Taiwan Visa: Information for Living and Working in Taiwan
Updated August 2021
When you’re preparing to teach abroad, the visa process can seem overwhelming. But don’t worry—getting a visa to teach in Taiwan doesn’t have to be stressful. This is the Taiwan visa information that you need to know for teaching in Taiwan.
Note that visa information has changed due to the COVID19 pandemic. While these visas are still available, at this time, teachers can only enter Taiwan on a special entry visa. Given our broad experience with complicated visa applications in Korea and China, Reach To Teach is in the perfect position to guide you through obtaining your special entry visa. We’ve assisted hundreds of teachers in obtaining their work permit in advance and their visa for them to enter Taiwan in 2020 and 2021. Let the experts help you navigate Taiwan visas! We’ll help take the stress off you by walking you through each step of the process.
Visa Exempt Entry (Landing Visa)
Taiwan has reciprocal visa agreements with a number of countries, which allows citizens of those countries to come to Taiwan with no paperwork other than a valid passport. Citizens of the US, Canada, UK, European Union, and New Zealand (see full list here) can stay for up to 90 days, and Australian citizens can stay for up to 30 days on a visa-exempt entry.
With a Visa Exempt Entry, your passport must not expire before your stay is up, and you must have a confirmed onward itinerary—this means that when you enter the country, you may be asked to show proof that you are departing before your 90 days is up.
Most teachers enter Taiwan on a 90-day landing visa.
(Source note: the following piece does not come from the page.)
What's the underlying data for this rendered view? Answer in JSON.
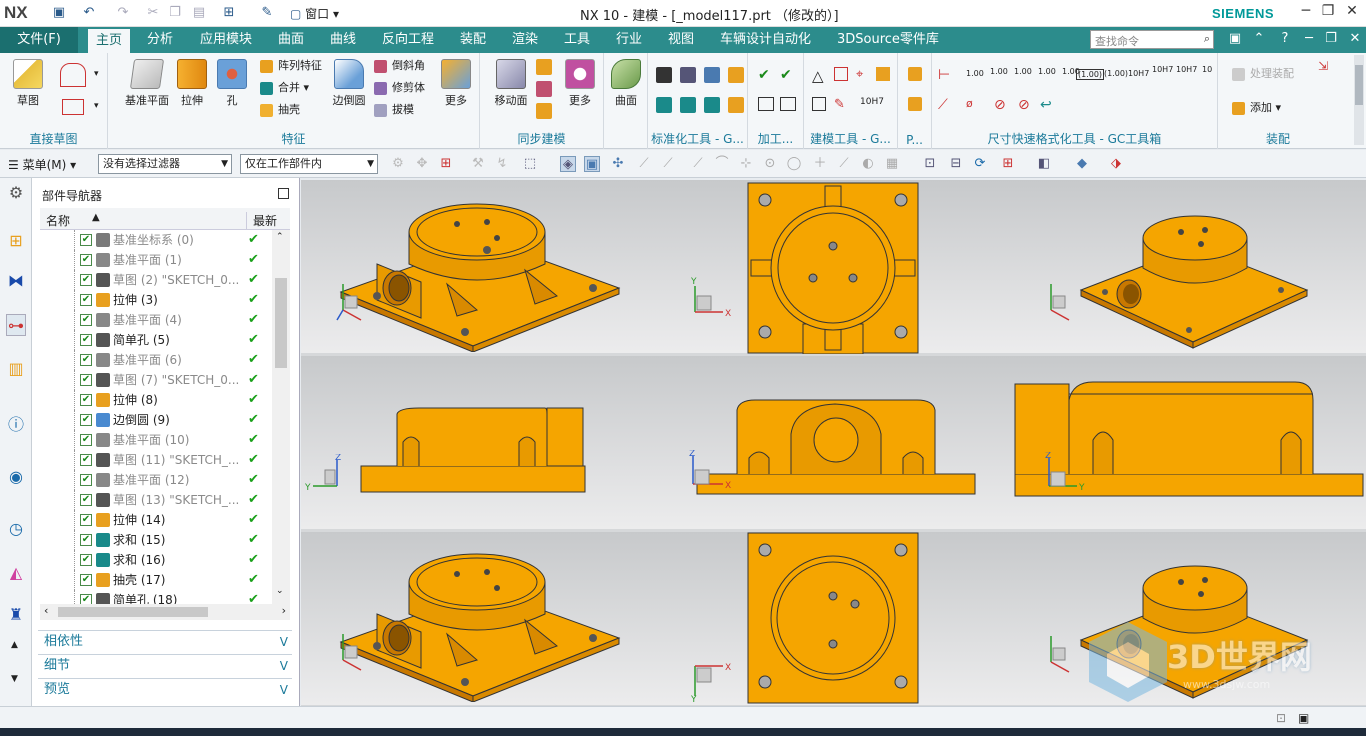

Your school will then have to arrange for your visitor visa while they are filing for your work permit with the CLA (Council of Labor Affairs).
Visitor Visas are granted for 60 or 90 days, for the purpose of tourism, visiting relatives, or studying. You can extend them for up to 180 days without leaving the country.
You can apply for a Visitor visa at any overseas Taipei Representative Office. When you submit your application, you’ll need to show supporting documents, including a bank statement proving you have sufficient funds, and an onward travel ticket or travel itinerary. You may be asked to show other supporting documents specific to the reason you are traveling to Taiwan. For example, students coming to study Chinese will need a letter of enrollment from your school.
Since most visitors from the above mentioned countries are now granted a landing visa upon arrival, there is no reason for you to arrange for a Visitor Visa in advance. You do not need to leave Taiwan to apply for a Visitor Visa at a consulate abroad, as your employer will be able to arrange for this while they are applying for your work permit. Once you have your Visitor Visa, you can change to a Resident Visa, also known as an ARC.
**The biggest change with this new visa update is that teachers are no longer applying for (and paying for) visas in their country. This means that you’ll pay for and complete all of your paperwork for employment in Taiwan.**
While some teachers find and start work in Taiwan with only a Visitor Visa or a Visa-Exempt Entry, it is illegal and you do so at your own risk.
Most ESL teachers in Taiwan obtain a resident visa sponsored by their school. This can only happen once your school has applied for and secured a work permit for you. You receive your resident visa (ARC) after your school has secured your work permit.
Typically, this type of visa is tied to the school that applied for your work permit, and it is valid for the duration of your employment.
Once you are granted a resident visa, you have 15 days to apply for your Alien Resident Card (ARC). An ARC is an identification card that gives you access to Taiwan’s National Healthcare System, unlimited re-entry privileges, and a number of other rights granted to residents.
Other Visa Types
There are a few other types of visas that you may come across: An Alien Permanent Resident Card (APRC) gives the holder permanent resident status, and open work rights. Expats who have worked in Taiwan for five years—and meet a number of specific conditions—can apply for an APRC.
A foreign passport holder who marries a Taiwanese citizen can apply for a marriage visa, or JFRV. This type of visa also grants open work rights.